Boxplot is a way to visualize quantitative/numeric variable, in a concise way using quartiles of a data distribution.
Here, we will see examples of making simple boxplots using Seaborn in Python. Let us first load packages needed for making boxplot.
import seaborn as sns import matplotlib.pyplot as plt import pandas as pd
We will use weather data from Seattle from vega-dataset. We will directly load the data into a dataframe from vega-dataset’s github page.
weather_df = pd.read_csv("https://raw.githubusercontent.com/vega/vega-datasets/master/data/weather.csv")
Seattle weather data contains 7 variables including maximum/minimum tempearatures and type of weather event, like drizzle, rain, and snow.
weather_df.head() location date precipitation temp_max temp_min wind weather 0 Seattle 2012-01-01 0.0 12.8 5.0 4.7 drizzle 1 Seattle 2012-01-02 10.9 10.6 2.8 4.5 rain 2 Seattle 2012-01-03 0.8 11.7 7.2 2.3 rain 3 Seattle 2012-01-04 20.3 12.2 5.6 4.7 rain 4 Seattle 2012-01-05 1.3 8.9 2.8 6.1 rain
We can make boxplots using Seaborn in at least two ways.
Seaborn has boxplot() function to make boxplots. The boxplot function takes the x and y-axis variables and the dataframe containing the data as arguments to make the boxplot.

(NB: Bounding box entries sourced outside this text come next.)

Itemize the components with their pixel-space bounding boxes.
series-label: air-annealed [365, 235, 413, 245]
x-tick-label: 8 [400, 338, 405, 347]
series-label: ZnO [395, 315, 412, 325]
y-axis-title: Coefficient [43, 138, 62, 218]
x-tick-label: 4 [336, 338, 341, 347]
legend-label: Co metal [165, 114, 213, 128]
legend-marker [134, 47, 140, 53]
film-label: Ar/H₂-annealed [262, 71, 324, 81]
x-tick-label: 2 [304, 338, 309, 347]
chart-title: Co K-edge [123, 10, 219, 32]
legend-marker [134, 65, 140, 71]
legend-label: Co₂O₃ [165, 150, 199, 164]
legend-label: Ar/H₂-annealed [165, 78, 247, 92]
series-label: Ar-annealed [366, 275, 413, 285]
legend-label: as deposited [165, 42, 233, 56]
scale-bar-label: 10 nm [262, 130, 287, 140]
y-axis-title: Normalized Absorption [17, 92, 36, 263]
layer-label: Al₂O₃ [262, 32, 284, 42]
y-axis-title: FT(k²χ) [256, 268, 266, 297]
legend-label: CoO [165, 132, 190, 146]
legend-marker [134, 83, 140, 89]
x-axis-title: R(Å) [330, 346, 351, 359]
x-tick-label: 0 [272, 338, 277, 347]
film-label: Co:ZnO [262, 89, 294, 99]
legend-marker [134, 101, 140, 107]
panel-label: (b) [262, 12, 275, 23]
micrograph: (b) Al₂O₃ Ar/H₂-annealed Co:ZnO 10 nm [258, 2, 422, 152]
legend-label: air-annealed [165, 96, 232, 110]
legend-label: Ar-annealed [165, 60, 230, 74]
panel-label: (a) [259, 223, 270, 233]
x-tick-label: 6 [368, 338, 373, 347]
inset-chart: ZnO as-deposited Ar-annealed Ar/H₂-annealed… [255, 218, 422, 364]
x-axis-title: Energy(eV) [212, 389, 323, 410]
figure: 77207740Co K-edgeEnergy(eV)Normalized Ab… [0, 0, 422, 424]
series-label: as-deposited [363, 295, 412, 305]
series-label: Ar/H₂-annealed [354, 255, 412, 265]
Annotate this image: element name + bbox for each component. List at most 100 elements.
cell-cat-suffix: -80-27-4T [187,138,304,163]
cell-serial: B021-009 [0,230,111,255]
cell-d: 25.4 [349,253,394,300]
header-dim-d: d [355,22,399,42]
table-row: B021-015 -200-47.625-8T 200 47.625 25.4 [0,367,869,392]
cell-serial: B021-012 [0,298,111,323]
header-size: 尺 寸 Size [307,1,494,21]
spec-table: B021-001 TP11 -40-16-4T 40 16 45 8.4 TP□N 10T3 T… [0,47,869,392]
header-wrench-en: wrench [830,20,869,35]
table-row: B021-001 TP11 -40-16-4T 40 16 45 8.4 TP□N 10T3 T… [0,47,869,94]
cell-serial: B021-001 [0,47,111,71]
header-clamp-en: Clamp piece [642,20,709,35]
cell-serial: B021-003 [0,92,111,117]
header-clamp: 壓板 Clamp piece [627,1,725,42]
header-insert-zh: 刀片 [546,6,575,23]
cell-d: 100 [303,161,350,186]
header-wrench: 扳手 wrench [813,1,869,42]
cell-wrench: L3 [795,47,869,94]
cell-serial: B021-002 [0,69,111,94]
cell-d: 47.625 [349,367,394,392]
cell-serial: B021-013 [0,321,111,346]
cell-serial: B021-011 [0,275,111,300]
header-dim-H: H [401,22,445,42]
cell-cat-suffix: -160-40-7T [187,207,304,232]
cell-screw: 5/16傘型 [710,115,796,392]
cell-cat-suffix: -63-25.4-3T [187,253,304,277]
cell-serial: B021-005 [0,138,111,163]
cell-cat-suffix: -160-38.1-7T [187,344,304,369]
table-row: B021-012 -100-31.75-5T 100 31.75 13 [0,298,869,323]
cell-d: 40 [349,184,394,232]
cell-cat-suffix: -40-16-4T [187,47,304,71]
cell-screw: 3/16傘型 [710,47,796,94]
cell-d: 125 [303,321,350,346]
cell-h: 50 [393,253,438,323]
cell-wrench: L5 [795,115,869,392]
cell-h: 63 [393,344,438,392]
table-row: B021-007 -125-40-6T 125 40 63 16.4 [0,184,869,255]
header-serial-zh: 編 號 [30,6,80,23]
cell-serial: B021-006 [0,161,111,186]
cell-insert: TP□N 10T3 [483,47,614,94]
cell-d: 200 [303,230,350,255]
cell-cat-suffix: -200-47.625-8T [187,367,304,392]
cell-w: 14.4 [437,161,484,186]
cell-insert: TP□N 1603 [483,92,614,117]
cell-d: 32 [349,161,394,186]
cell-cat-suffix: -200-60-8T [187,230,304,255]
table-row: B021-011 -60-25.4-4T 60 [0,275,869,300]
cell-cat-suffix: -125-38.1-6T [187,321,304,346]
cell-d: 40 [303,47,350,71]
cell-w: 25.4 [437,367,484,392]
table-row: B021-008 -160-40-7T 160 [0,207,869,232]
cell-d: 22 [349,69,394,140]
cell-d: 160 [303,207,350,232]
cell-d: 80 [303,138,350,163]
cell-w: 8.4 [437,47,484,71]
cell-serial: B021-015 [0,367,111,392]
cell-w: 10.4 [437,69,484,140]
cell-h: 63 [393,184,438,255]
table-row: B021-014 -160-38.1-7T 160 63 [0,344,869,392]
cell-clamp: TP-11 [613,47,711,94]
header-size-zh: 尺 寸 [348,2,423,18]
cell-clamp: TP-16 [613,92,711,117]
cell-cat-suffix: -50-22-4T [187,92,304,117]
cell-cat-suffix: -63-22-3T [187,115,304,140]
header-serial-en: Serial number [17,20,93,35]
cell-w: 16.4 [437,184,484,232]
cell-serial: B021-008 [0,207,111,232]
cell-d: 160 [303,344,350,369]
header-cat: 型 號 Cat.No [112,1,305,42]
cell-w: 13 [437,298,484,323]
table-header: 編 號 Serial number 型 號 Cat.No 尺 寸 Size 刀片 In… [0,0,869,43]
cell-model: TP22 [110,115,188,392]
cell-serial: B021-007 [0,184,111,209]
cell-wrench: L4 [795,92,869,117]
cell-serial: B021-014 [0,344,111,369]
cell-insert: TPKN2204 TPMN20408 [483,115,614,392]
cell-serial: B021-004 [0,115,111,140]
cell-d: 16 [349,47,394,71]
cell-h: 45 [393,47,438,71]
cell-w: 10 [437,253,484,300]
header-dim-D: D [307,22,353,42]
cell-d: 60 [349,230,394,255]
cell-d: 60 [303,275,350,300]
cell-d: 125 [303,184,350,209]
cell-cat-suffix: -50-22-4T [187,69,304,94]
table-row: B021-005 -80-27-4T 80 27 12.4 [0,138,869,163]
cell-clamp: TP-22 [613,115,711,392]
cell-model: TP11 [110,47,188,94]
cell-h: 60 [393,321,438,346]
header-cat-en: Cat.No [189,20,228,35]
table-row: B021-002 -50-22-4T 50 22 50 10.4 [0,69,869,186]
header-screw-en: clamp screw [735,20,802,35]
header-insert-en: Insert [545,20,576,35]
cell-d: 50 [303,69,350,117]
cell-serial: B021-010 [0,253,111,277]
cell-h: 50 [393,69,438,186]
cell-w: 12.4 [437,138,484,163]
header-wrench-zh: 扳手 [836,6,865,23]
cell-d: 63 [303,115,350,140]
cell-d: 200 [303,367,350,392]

sns.boxplot(x="weather", y="temp_max", data=weather_df)
Seaborn automatically colors the boxplots as well.
Boxplot in Seaborn Using Catplot
Another way make boxplot with Seaborn is to use Seaborn’s catplot function. The catplot function, short for categorical plot, can make multiple types of plots involving categorical variables including boxplots.
We can use catplot to make boxplot by specifying the argument `kind=”box”` in addition to the basic input for making boxplots.
sns.catplot(x="weather", y="temp_max", kind="box", data=weather_df)
The boxplot we get from Seaborn’s catplot is very similar to the boxplot that we made using Seaborn’s boxplot function.